Member of the National Assembly for Bouches-du-Rhône's 9th constituency
- Incumbent
- Assumed office 29 March 1999
- Preceded by: Jean Tardito

Personal details
- Born: 16 October 1953 (age 72) Paris, France
- Party: The Republicans (since 2015)
- Other political affiliations: Union for French Democracy (until 1998) Liberal Democracy (1998–2002) Union for a Popular Movement (2002–2015)

= Bernard Deflesselles =

French politician

Bernard Deflesselles (born 16 October 1953) is a French politician serving as the member of the National Assembly for the 9th constituency of Bouches-du-Rhône since 1999. A member of The Republicans (LR), his constituency is located in the department's southeastern corner; it follows the Mediterranean coast until the border with Var, comprising Cassis and La Ciotat.

==Career==
Deflesselles has served as a regional councillor of Provence-Alpes-Côte d'Azur since 1992. He was one of the regional council's vice presidents from 2015 to 2017. In 1999, Deflesselles was elected to Parliament in a by-election in Bouches-du-Rhône's 9th constituency. Since 2020, he has also been a municipal councillor of La Ciotat. He previously was a municipal councillor of Aubagne from 1995 to 2001.

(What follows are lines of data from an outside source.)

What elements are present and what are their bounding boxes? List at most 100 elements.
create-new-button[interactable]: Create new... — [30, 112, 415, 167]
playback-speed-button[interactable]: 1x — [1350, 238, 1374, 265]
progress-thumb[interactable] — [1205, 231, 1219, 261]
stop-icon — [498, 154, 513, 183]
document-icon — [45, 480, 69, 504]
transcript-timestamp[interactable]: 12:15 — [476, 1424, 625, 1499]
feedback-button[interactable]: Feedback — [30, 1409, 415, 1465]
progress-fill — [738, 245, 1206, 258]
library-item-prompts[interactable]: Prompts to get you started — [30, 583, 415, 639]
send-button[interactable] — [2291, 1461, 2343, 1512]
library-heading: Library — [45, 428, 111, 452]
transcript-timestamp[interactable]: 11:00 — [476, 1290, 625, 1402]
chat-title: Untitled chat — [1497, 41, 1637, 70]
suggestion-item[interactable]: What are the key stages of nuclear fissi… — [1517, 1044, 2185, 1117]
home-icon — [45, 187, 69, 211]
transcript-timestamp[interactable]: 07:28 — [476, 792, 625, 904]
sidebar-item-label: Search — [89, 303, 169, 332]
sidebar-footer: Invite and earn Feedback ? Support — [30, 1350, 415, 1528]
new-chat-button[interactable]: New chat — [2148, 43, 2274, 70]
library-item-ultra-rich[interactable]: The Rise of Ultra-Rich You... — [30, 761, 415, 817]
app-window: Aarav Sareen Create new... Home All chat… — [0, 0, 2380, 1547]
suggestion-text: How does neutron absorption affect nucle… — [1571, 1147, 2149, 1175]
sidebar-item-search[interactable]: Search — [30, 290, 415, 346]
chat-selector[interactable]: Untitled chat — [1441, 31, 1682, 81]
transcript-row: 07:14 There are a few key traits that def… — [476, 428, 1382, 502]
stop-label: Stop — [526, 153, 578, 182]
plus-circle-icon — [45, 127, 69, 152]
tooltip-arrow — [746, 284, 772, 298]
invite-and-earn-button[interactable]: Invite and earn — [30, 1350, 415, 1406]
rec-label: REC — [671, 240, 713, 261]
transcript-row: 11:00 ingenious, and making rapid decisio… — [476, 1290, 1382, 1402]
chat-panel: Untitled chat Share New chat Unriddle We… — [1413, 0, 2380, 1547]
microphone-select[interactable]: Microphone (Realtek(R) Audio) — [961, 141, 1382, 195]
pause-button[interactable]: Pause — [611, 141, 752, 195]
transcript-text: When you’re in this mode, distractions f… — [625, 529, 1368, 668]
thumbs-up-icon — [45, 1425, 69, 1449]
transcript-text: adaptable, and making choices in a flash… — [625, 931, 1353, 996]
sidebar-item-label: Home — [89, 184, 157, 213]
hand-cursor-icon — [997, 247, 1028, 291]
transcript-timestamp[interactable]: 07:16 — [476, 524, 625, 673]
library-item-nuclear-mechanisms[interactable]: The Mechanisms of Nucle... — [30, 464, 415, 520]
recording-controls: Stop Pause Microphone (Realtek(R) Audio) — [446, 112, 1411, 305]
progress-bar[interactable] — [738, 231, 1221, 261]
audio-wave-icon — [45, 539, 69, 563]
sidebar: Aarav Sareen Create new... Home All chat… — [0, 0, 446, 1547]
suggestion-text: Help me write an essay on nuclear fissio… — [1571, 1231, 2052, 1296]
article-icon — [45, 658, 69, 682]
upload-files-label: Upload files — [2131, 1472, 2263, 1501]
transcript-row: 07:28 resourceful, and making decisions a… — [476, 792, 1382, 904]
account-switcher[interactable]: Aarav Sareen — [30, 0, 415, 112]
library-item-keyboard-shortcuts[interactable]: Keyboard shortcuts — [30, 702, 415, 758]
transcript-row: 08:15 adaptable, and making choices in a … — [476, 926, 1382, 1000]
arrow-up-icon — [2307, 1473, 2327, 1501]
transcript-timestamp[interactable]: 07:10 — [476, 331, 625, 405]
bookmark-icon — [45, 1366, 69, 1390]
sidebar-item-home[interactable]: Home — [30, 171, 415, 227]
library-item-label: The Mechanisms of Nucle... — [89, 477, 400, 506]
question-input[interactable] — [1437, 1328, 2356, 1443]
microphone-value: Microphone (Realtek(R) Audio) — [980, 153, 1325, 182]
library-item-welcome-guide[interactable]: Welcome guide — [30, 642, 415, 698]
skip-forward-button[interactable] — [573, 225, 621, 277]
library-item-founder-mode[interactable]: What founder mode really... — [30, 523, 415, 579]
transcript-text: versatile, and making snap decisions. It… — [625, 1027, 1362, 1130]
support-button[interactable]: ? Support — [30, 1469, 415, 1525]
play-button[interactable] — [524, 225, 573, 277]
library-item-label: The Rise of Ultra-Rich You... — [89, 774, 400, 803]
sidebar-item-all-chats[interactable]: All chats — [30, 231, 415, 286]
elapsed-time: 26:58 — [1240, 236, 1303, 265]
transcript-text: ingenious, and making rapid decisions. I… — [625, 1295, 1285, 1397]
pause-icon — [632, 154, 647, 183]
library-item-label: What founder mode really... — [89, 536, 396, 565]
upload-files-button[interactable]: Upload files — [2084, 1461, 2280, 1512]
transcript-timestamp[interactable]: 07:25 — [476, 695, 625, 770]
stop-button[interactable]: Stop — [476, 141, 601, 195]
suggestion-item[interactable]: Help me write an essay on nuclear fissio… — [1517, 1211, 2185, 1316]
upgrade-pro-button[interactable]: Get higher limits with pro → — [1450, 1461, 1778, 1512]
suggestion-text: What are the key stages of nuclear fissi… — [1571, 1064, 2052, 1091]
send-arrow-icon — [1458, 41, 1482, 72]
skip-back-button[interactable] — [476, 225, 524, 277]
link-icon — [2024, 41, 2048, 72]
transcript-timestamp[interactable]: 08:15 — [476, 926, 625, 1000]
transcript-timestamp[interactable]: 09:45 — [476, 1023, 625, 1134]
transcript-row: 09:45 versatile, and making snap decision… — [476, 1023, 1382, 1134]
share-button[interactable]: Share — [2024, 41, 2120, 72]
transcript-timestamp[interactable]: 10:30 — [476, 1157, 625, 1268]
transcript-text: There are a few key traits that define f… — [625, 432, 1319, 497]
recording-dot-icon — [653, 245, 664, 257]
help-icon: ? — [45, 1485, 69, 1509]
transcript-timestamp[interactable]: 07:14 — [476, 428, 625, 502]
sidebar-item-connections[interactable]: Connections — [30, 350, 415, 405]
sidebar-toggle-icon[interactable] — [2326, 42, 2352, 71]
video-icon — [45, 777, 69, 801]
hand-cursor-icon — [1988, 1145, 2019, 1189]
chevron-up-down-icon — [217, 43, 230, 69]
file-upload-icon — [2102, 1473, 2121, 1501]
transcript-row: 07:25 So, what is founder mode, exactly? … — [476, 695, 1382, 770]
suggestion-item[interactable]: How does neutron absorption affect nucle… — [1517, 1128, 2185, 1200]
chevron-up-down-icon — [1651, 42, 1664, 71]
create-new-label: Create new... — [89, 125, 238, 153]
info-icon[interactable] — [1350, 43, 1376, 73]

In Parliament, Deflesselles serves on the Committee on Foreign Affairs. He is also vice president of the Subcommittee on European Affairs. In addition to his committee assignments, he is part of the French delegation to the Parliamentary Assembly of the Union for the Mediterranean.

In the 2016 The Republicans presidential primary, Deflesselles endorsed Jean-François Copé as the party's candidate for the office of President of France. In the 2017 The Republicans leadership election, Deflesselles endorsed Laurent Wauquiez. In March 2017, he announced he would not support presidential nominee François Fillon amid the Fillon affair.

At the Republicans’ national convention in December 2021, Desflesselles was part of the 11-member committee which oversaw the party’s selection of its candidate for the 2022 presidential elections. He is not seeking re-election in the 2022 French legislative election.